Die rund zehn Megabyte (MB) große Datei steht auf flock.com für die Betriebssysteme Windows, Mac OS X und Linux zum Download bereit. Nach einer zügigen Installation kann sich der Nutzer sofort ohne Neustart des Systems auf die Reise durch das Internet begeben. Wer möchte, kann schon vor dem ersten Start bequem die Bookmarks, Passwörter und die Chronik aus dem Firefox oder Internet Explorer importieren. Die Benutzeroberfläche von Flock wirkt modern und aufgeräumt und informiert zunächst über die verschiedenen Funktionen. Die Sidebar verzeichnet alle unterstützten Websites und bietet einen direkten Zugriff auf die entsprechenden Dienste. Dazu zählen Social Networks wie Facebook und Twitter, das bekannte Videoportal YouTube und auch Bilderdienste wie Flickr und Photobucket.
Keine Umstände, stattdessen Drag & Drop
Sobald sich der Nutzer bei einem Netzwerk einloggt, werden in der Sidebar neben dem eigentlichen Hauptfenster die Kontakte angezeigt und der Browser wird sozusagen zum Instant Messenger. Über die Medienleiste kann außerdem parallel nach Fotos oder Videos gesucht werden, ohne die jeweiligen Websites aufzurufen. Die gefundenen Clips werden dann per Vorschau-Icon angezeigt und lassen sich per Drag & Drop an Freunde senden oder auch direkt bloggen. Beim Speichern von Dateien spart der Browser ebenfalls Zeit und Mühe: Fotos, Texte oder Links können einfach mit der Maus ins "Web Clipboard", einer Online-Zwischenablage, gezogen werden, um später wieder darauf zuzugreifen.

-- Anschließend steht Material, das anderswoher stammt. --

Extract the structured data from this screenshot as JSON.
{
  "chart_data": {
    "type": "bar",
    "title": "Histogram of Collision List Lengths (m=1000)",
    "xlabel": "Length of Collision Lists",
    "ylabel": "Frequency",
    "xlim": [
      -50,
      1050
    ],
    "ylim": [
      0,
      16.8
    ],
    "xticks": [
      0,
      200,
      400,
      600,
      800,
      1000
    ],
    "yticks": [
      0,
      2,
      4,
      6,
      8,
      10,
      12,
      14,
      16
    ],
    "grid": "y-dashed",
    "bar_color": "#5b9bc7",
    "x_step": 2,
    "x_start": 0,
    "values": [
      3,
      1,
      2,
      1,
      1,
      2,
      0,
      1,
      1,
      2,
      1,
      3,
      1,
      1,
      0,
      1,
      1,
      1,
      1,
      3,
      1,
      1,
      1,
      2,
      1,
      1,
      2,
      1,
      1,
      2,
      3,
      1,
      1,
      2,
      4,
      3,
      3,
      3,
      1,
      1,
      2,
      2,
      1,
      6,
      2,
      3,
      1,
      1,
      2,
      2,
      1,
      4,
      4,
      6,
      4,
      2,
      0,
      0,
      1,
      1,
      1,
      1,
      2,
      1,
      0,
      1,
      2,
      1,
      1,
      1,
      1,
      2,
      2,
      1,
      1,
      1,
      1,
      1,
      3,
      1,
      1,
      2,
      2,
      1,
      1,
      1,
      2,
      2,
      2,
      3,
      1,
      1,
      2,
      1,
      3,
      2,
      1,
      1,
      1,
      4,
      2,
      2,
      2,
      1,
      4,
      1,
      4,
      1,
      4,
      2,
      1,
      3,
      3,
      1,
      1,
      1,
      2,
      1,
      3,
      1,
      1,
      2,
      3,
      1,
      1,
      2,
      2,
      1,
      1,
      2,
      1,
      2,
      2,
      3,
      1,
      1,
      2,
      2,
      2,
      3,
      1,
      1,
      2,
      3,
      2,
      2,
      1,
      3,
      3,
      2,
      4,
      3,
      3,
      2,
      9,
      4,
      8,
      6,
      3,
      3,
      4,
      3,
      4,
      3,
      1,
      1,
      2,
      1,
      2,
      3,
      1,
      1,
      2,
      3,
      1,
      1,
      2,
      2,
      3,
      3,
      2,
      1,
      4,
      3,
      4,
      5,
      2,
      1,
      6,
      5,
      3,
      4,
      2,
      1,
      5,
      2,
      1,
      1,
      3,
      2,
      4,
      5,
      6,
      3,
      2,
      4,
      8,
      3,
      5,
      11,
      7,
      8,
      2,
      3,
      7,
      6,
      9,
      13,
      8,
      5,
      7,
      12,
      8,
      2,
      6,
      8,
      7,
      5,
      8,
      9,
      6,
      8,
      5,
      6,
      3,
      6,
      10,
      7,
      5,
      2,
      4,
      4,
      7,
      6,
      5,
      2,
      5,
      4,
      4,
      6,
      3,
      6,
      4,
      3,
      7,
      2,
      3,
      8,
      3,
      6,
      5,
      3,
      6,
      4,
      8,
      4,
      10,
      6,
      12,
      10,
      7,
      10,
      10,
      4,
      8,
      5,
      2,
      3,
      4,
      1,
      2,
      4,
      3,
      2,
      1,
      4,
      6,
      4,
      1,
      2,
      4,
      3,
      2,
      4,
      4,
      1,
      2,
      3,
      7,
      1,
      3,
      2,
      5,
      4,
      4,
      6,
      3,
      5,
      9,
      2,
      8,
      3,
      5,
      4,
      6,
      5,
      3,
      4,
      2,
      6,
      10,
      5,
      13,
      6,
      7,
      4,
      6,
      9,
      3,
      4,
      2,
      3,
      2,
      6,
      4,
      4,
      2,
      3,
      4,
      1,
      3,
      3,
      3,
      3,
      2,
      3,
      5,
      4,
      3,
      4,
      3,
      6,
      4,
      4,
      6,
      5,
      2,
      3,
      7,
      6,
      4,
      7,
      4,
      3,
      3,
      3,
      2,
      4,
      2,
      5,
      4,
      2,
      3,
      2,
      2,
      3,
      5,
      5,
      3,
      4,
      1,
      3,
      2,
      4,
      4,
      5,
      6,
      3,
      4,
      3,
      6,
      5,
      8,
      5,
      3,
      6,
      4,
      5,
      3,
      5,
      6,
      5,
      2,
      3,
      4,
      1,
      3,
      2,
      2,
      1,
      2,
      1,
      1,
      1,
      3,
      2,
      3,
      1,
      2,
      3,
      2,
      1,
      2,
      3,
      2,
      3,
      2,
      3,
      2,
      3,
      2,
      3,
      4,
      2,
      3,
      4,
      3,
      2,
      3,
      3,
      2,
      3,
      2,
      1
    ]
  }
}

Für eigene Fotos steht eine Upload-Funktion zur Verfügung, mit der laut Anbieter Tausende von Fotos gleichzeitig hoch geladen werden können. Praktischerweise lassen sich dort auch die Bildgröße einstellen und Titel oder Tags vergeben. Für die Blogger-Gemeinde bringt Flock ebenfalls entsprechende Funktionen mit. So kann der Nutzer über den integrierten Blog-Editor eigene Beiträge verfassen und bearbeiten und diese dann direkt bei Diensten wie Livejournal, Wordpress oder Xanga veröffentlichen.
Persönliche Startseite
Darüber hinaus lassen sich die Social Bookmarks del.icio.us und ma.gnolia.com über die Sidebar nutzen. Aktuelle Nachrichten können über den Feed-Reader abgerufen werden. Wer immer auf dem Laufenden sein möchte, ist mit Flock bestens bedient: Wenn die eigenen Kontakte neue Bilder ins Netz gestellt haben oder die Lieblingswebsite aktualisiert wurde, wird der Nutzer darüber informiert. Dies erfolgt über die Startpage "My World", die zusätzlich die zuletzt besuchten Websites und die beliebtesten RSS-Feeds verzeichnet. Da der Browser auf dem Firefox basiert, bringt er zudem die typischen Funktionen wie das Tabbed Browsing und die integrierte Schnellsuche mit. Vorab eingespeichert sind zum Beispiel Google, Yahoo, eBay und Wikipedia. Außerdem sollen die meisten Firefox-Erweiterungen in Flock integrierbar sein, auch wenn der Browser eigene Add-Ons bereithält.
Fazit: Praktischer Browser fürs Mitmach-Web
Flock 1.0 ist bislang nur in englischer Sprache verfügbar und auch die integrierten Webdienste bedienen vor allem die US-Nutzer. So sucht man nach deutschsprachigen Portalen wie zum Beispiel Myvideo oder Xing vergebens. Es bleibt also abzuwarten, ob die zu einem späteren Zeitpunkt folgende deutsche Version entsprechende Websites einbinden wird. Alles in allem hält Flock jede Menge praktischer Funktionen bereit, die das Surfen im Mitmach-Internet bequemer und effizienter gestalten. So erkennt das Programm automatisch, ob die aktuell besuchte Website beispielsweise RSS-Feeds oder eine Suchfunktion anbietet und integriert diese auf Wunsch in den Browser.